Piero Farabollini, presidente dell’Ordine dei Geologi delle Marche: "Considerata la zona in cui si è prodotto, è stato un terremoto molto forte. È probabile che ci saranno altre scosse “after shock” ma, non si tratta di eventi che possono portare a un’altra scossa forte
“Il terremoto avvenuto in mare questa mattina a poco più di 30 chilometri da Fano e Pesaro è uno dei più forti avvenuti in quest’area dal Novecento. Ma è anche un evento che possiamo considerare normale per la nostra regione: la fascia costiera e marina è infatti una delle tre zone sismo-tettoniche delle Marche. Queste faglie possono produrre terremoti di magnitudo massima stimata di 6 M, a differenza delle faglie appenniniche dove si possono produrre sismi fino a 7 M”.
“Questi fatti ci dicono, quindi, che considerata la zona in cui si è prodotto, è stato un terremoto molto forte. Per fare alcuni confronti, era dal 1930 che non si produceva un sisma così forte al largo della costa settentrionale marchigiana: l’evento al largo di Senigallia, il 30 ottobre 1930, raggiunse magnitudo 5.8, la stessa del terremoto al largo di Rimini nel 1916”.
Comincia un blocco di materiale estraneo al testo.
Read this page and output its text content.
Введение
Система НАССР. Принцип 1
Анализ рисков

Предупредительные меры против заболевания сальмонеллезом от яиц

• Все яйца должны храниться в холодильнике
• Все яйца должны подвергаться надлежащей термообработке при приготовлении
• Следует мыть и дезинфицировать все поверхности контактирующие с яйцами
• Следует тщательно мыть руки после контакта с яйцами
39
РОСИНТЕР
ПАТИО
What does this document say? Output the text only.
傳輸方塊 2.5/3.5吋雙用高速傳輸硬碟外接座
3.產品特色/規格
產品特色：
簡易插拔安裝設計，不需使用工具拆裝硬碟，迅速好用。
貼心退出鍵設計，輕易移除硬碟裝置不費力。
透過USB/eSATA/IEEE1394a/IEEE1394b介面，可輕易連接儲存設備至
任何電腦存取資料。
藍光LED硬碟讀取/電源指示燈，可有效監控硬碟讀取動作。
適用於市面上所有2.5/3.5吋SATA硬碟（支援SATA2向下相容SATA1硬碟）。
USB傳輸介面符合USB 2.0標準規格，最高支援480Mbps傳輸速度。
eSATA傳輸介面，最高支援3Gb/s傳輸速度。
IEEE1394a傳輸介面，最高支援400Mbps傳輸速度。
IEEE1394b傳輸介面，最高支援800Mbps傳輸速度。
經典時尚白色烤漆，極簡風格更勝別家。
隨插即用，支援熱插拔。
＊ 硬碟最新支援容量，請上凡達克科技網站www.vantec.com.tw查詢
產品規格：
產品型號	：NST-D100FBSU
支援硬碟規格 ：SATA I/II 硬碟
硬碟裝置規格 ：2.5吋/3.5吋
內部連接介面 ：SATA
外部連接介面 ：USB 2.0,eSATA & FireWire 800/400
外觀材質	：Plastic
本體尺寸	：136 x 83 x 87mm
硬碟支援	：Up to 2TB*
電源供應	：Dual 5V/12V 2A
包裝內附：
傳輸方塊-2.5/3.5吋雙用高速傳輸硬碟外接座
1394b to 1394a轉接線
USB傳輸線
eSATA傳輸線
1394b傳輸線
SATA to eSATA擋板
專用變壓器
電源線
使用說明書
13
“Nelle ore successive abbiamo assistito a diverse altre scosse, di intensità più contenuta, ed è probabile che ce ne saranno altre anche nel corso delle prossime settimane. Sono i cosiddetti “after shock” che però non devono preoccupare perché, dalle osservazioni e dai dati storici in nostro possesso, non si tratta di eventi che possono portare a un’altra scossa forte”.
“L’ipotesi che il sisma sia stato causato dalle trivellazioni in mare alla ricerca di gas e idrocarburi è da escludere. La trivellazione di per sé non comporta alcuno scuotimento sismico, sono semmai le attività di estrazione e stoccaggio che possono farlo. A ogni modo, i terremoti legati a queste attività sono di magnitudo più contenuta, generalmente mai oltre 4,5-5 e profondità massime di 3-4 chilometri”.
Lo scuotimento, in questa zona sismotettonica, porta a un accorciamento delle due falde che si trovano sul sistema di faglia, mentre nell'area appenninica si produce l'effetto opposto: essendo faglie di tipo distensivo, la scossa porta un allontanamento delle due parti. L'effetto ė comunque lo stesso, come i cittadini della nostra regione hanno, purtroppo, potuto sperimentare stamattina.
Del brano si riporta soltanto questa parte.